This morning I arrived to work on time, leaving behind a pile of uninviting dirty dishes, pyramids of unfolded laundry and scattered kids’ toys around the house. Cleaning up was not an option: I was running late to work, as usual.
Ignoring the guilt feelings about the poor house management, I ran to catch my train, where I was squashed between a petite Chinese girl, holding a massive University book and a tall gentleman’s wide briefcase.
Being a public transport passenger for years, I kinda romanticise the sounds of train honks and clanking of trams; I enjoy observing new passengers – I even write down their conversations to use later on in my literary experiments… I love the feeling of tranquillity that rests upon me when I find a seat by the window and get a chance to explore the face of Melbourne (that happens rarely: usually, I do my homework on public transport, as it’s the only quality time I can spend on my education…)
But I absolutely hate travelling in the early rush hours, when the crowd holds on to the train hangers and their hot coffee cups at the same time, trying to keep wobbly balance, hunting for a free seat and pouring outside the train to make it to work or university class by 9 a.m. sharp.
Why is it so essential to enter your office/class exactly at 9 a.m.? Simply, because it’s been a common practise for hundreds, if not for thousands of years. They say it’s about the life’s order. We get up early, dress up quickly, grab the coffee and – out we run – to catch that train/bus/tram (I do ignore car drivers on purpose, not because I am jealous (maybe a little), but because these pragmatic people are missing out on the morning fitness you get to benefit from when jumping on bus steps, running to interchange, spinning to make it to the train (because the next one won’t show up for twenty minutes.)
So, let’s talk it over: how many of us put our lives on hold and don’t get an additional degree or an alternative source of income, because we cannot commute to work or school? I see you nodding.
Back to work routine. After the humongous efforts, we arrive to office at 9 a.m. We turn on the computers, make ourselves a cup of tea and start typing and using phones, counting minutes to go to lunch.
Now, please explain to me: why can’t we work and study from home? These days the modern technology makes freelance work and correspondence courses acceptable and, quite often, advisable. Gotta write a report? The old friend Microsoft Word does the job, no matter if it’s installed on your home computer or at work. Adobe inDesign, Photoshop or MYOB is not any different. Need to prepare a Power Point Presentation? Make one at home and simply upload it here for the whole world to witness in seconds! Conference video calls are brought to you by Skype, online cafes deliver lunch and coffee, if you are too busy (aka lazy) to go to the kitchen. Just switch off the addictive facebook (really!) and get to work or study at your own pace in the convenience of your lovely home. Don’t forget that working and studying from home is also eco-friendly.

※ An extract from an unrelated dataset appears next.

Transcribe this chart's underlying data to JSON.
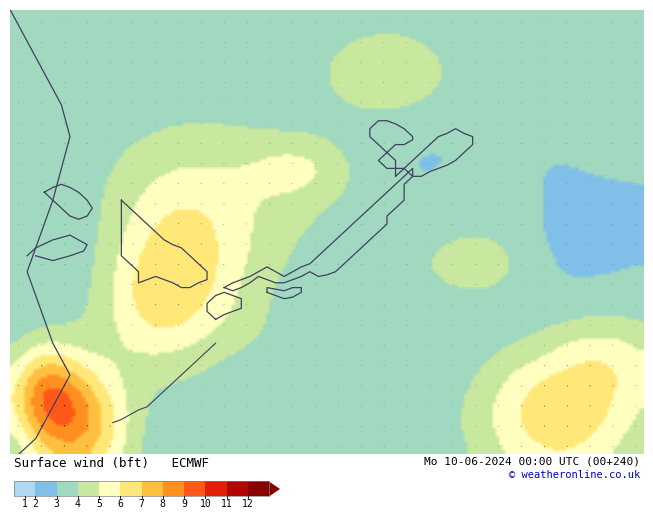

Still, most people aren’t ready to switch to freelancing, since going out enables them to be more organised and not to spend the day dressed in their pyjamas and bunny sleepers. It all depends on personality. I don’t suggest turning into nomads, who stay in their caves with a broadband internet connection . . . Just letting you know that the technology is there and a lot of professions do not require constant office presence.
I am talking about you: journalists, accountants, designers, programmers, businessmen, new mothers willing to work from home and everyone in between: explore the technology – it helps you to achieve.